- AUD/USD bears stay in control into daily support but correction in sight.
- Central banks are the focus and FOMC minutes will be key.
AUSD/USD ended the day on Friday 0.67% lower falling from a high of 0.7291 to a low of 0.7227. The US dollar climbed Friday as investors sought safe havens in fear of covid contagion. Austria said it would be the first country in Western Europe to reimpose a full lockdown amid surging COVID-19 infections and Germany said it could follow suit.
After two straight down days, DXY is trading higher near 96 and on track to test this week’s cycle high near 96.241. Additionally, Federal Reserve Governor Christopher Waller said the US central bank should speed up the pace of tapering to give more leeway to raise interest rates from their near-zero level sooner than it currently expects if high inflation and the strength of job gains persist. Adding to the hawkishness, Fed Vice Chair Richard Clarida said it “may very well be appropriate” to discuss speeding up the Fed’s asset purchase wind-down when it next meets, on Dec. 14-15.
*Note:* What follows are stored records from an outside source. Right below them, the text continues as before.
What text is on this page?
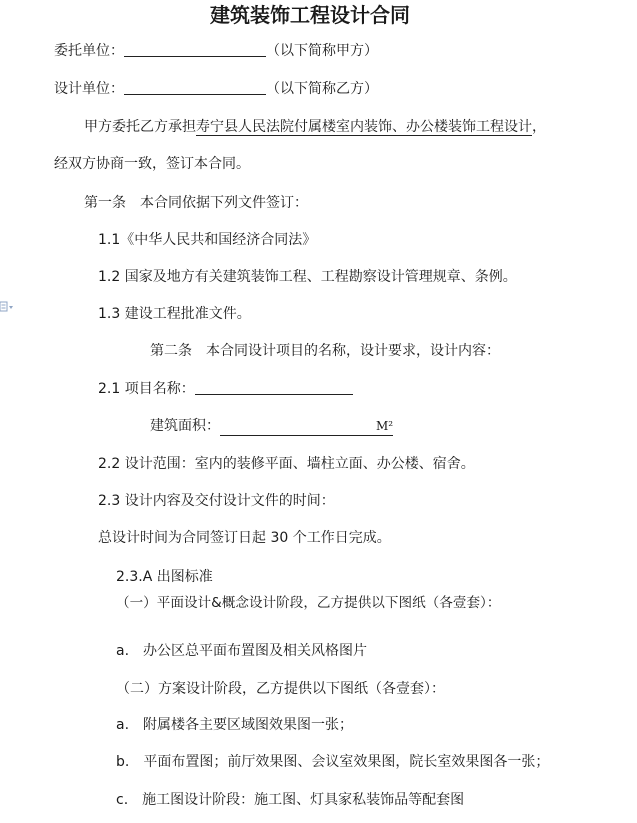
建筑装饰工程设计合同
委托单位：	（以下简称甲方）
设计单位：	（以下简称乙方）
甲方委托乙方承担寿宁县人民法院付属楼室内装饰、办公楼装饰工程设计，
经双方协商一致，签订本合同。
第一条　本合同依据下列文件签订：
1.1《中华人民共和国经济合同法》
1.2 国家及地方有关建筑装饰工程、工程勘察设计管理规章、条例。
1.3 建设工程批准文件。
第二条　本合同设计项目的名称，设计要求，设计内容：
2.1 项目名称：
建筑面积：	M²
2.2 设计范围：室内的装修平面、墙柱立面、办公楼、宿舍。
2.3 设计内容及交付设计文件的时间：
总设计时间为合同签订日起 30 个工作日完成。
2.3.A 出图标准
（一）平面设计&概念设计阶段，乙方提供以下图纸（各壹套）：
a.　办公区总平面布置图及相关风格图片
（二）方案设计阶段，乙方提供以下图纸（各壹套）：
a.　附属楼各主要区域图效果图一张；
b.　平面布置图；前厅效果图、会议室效果图，院长室效果图各一张；
c.　施工图设计阶段：施工图、灯具家私装饰品等配套图
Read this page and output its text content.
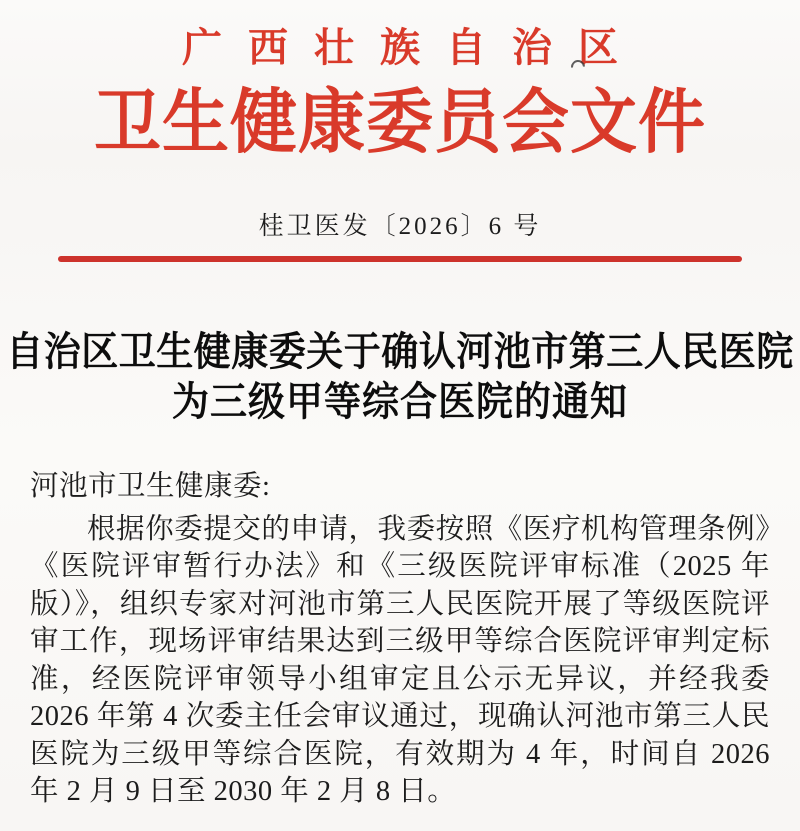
广西壮族自治区
卫生健康委员会文件
桂卫医发〔2026〕6 号
自治区卫生健康委关于确认河池市第三人民医院
为三级甲等综合医院的通知
河池市卫生健康委:
根据你委提交的申请，我委按照《医疗机构管理条例》《医院评审暂行办法》和《三级医院评审标准（2025 年版）》，组织专家对河池市第三人民医院开展了等级医院评审工作，现场评审结果达到三级甲等综合医院评审判定标准，经医院评审领导小组审定且公示无异议，并经我委 2026 年第 4 次委主任会审议通过，现确认河池市第三人民医院为三级甲等综合医院，有效期为 4 年，时间自 2026 年 2 月 9 日至 2030 年 2 月 8 日。
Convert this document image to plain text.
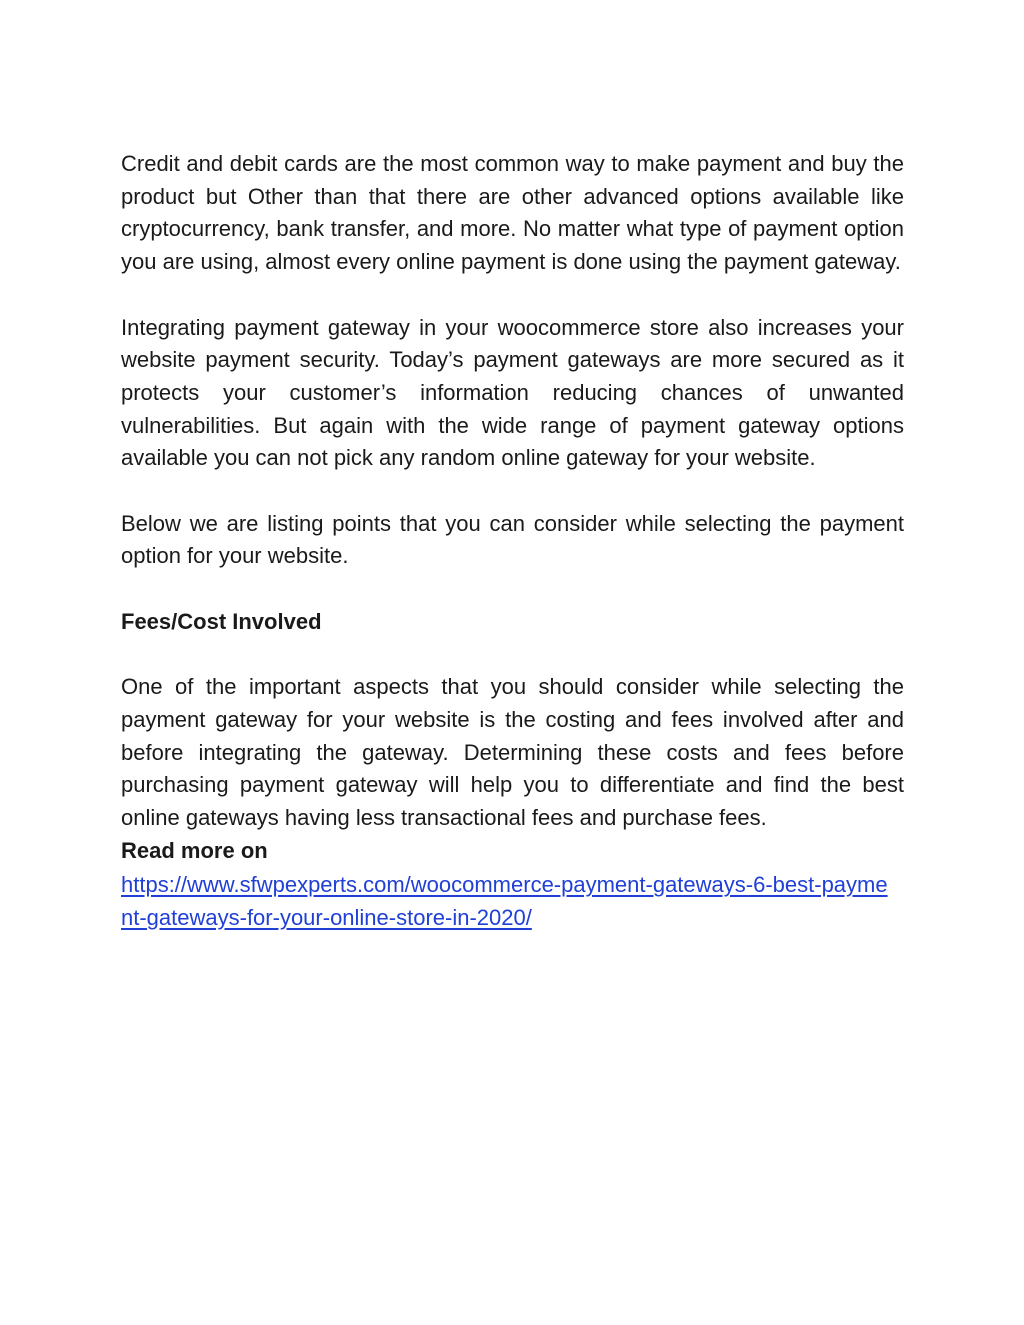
Credit and debit cards are the most common way to make payment and buy the product but Other than that there are other advanced options available like cryptocurrency, bank transfer, and more. No matter what type of payment option you are using, almost every online payment is done using the payment gateway.

Integrating payment gateway in your woocommerce store also increases your website payment security. Today’s payment gateways are more secured as it protects your customer’s information reducing chances of unwanted vulnerabilities. But again with the wide range of payment gateway options available you can not pick any random online gateway for your website.

Below we are listing points that you can consider while selecting the payment option for your website.

Fees/Cost Involved

One of the important aspects that you should consider while selecting the payment gateway for your website is the costing and fees involved after and before integrating the gateway. Determining these costs and fees before purchasing payment gateway will help you to differentiate and find the best online gateways having less transactional fees and purchase fees.

Read more on

https://www.sfwpexperts.com/woocommerce-payment-gateways-6-best-payment-gateways-for-your-online-store-in-2020/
Meanwhile, the Reserve Bank of Australia’s governor, Phillip Lowe, has also been keen to point out the characteristics of the Australian labour market, specifically with respect to wage inflation. ”The RBA’s take on the Australian labour market is crucial to explaining the relative dovishness of the RBA,” analysts at Rabobank explained. ”This message has been reinforced by the RBA fixing its guidance for rate hike directly to developments in wage inflation.”
Eyes on the Fed minutes
Looking ahead to the week, the Federal Reserve minutes will undoubtedly reflect a range of views on risks, analysts at Brown Brothers Harriman said, ”but with most officials seeing no rush for rate hikes given the large net drop in jobs and expected slowing in inflation. They will likely also make clear that realization of upside risks could lead to rate hikes soon after tapering ends, with the added point that tapering is highly unlikely to end before June.”